Sunday, December 1, 2013

Financial Lessons to Learn Early in Life

As I look back on my financial life, I find that I’m kicking myself now for certain moves I made -- or didn’t make -- regarding my personal finances.  I only wish I had some things that I could to do over as I can see so much more clearly now that I’m older.  With experience now on my side, I wish I could pair the lessons I’ve now learned with the time that was on my side 20 years ago.

The following lessons would likely have made my financial life easier and my current financial situation better had I learned them sooner than later.

Dividend reinvesting
Having a DRIP (dividend reinvestment plan) is something I wish I’d known about much earlier in life.  As a more conservative investor, it really used to bother me when the stock market would take big dips, taking my retirement plan along for the ride.  With dividend reinvesting though, while my fund price tends to correlate with market trends, it also purchases me extra shares each month at current market prices and that continue to earn for me. 

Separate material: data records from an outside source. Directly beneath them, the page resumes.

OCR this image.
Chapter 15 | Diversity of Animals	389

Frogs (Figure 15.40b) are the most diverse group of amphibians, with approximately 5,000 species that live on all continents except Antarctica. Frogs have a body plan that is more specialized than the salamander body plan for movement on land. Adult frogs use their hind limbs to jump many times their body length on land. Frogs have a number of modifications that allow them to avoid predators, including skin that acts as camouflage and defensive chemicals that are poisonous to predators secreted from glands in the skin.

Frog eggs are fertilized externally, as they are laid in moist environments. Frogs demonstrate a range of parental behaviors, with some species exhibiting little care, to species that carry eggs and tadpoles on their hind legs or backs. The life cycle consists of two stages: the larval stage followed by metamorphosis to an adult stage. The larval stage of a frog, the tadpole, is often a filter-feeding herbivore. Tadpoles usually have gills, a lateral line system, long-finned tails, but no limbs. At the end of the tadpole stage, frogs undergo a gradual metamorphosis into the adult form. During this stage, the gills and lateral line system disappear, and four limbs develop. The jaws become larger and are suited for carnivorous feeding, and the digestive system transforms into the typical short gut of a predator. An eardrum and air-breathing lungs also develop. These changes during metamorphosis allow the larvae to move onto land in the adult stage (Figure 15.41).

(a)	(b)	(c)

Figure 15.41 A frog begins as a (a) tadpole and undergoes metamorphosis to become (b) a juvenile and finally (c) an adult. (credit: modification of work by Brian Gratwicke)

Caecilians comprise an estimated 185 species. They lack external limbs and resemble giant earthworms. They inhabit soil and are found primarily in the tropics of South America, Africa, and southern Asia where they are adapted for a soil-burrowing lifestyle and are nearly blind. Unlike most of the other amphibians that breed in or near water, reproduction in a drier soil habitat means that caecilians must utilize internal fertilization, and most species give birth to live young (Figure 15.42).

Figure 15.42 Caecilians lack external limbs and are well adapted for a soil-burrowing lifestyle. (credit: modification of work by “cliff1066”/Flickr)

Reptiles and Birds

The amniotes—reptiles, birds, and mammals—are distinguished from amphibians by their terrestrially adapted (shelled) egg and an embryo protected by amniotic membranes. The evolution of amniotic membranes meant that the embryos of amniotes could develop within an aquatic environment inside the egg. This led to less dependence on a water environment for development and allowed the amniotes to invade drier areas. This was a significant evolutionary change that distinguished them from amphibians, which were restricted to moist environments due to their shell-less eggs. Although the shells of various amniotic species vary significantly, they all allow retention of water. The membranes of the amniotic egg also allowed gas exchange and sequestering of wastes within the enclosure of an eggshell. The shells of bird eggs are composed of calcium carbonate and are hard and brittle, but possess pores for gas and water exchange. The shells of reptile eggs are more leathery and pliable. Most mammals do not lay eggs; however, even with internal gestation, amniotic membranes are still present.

So when the market goes down, while my fund price might follow, I’m continuing to add shares at a lower price, so it doesn’t hurt as bad.  Had I recognized the benefits of such a plan at an earlier age, I could have taken much of the stress out of stock market investing and built up significantly more shares over a period of nearly a decade.

Dollar cost averaging
One of the main things my dividend reinvesting taught me was the value of dollar cost averaging.  Being able to purchase shares at high prices, low prices, and places in between spreads out my risk of buying too many shares all at once and at too high a price.

I’ve found that while shares of stocks or stock funds are most commonly associated with dollar cost averaging, it can be done with a variety of things like commodities or even real estate as well.

Time and patience can be valuable partners
As I age, I begin to realize the true value of time and patience when it comes to investing and personal finances.  Getting overzealous or impatient can lead to poor investment decisions or unnecessary risk.

For example, I sold the company stock I held in my 20s unnecessarily, pulling in a small profit from its increase from a $10 per share purchase price to $14 per share.  My reasoning…the stock wasn’t doing much and I was tired of watching it.  I didn’t need the money, and I wasn’t loosing money.  Several years later, the stock price went to around $45 a share when the company was bought out.  I lost out on thousands of dollars in potential profit because I got antsy and sold too soon.

A job is more than just a paycheck
I couldn’t wait to graduate from college.  Not because I was excited about a career but more because I was excited at the prospect of earning money and getting a regular paycheck.  But over time and as I advanced in my career, I began to realize that a job can be much more than just a regular paycheck.  Sure, that’s certainly a part of it, but there is -- or at least can be -- more to a job.

It wasn’t until I actually left the regular workforce to become a self-employed individual that I began to fully comprehend just what a job could be.  There is the opportunity for networking, possibly building connections that can lead to career advancement or better placement.  There can be a variety of benefits related to health care, transportation, retirement planning, and things like free meals, uniform or clothing allowances, company awards, bonuses, and functions, and numerous other perks.  And of course there may be opportunities for growth potential through learning on the job skills or continuing education programs.

Had I realized this earlier on in my young career, I might have stuck with regular employment a bit longer before venturing out on my own.  This way I could have absorbed more of these benefits for longer, making my position stronger once I eventually moved on to working for myself.

 

Disclaimer:

The author is not a licensed financial professional.  This article is for informational purposes only and does not constitute advice of any kind.  Any action taken by the reader due to the information provided in this article is solely at the reader’s discretion.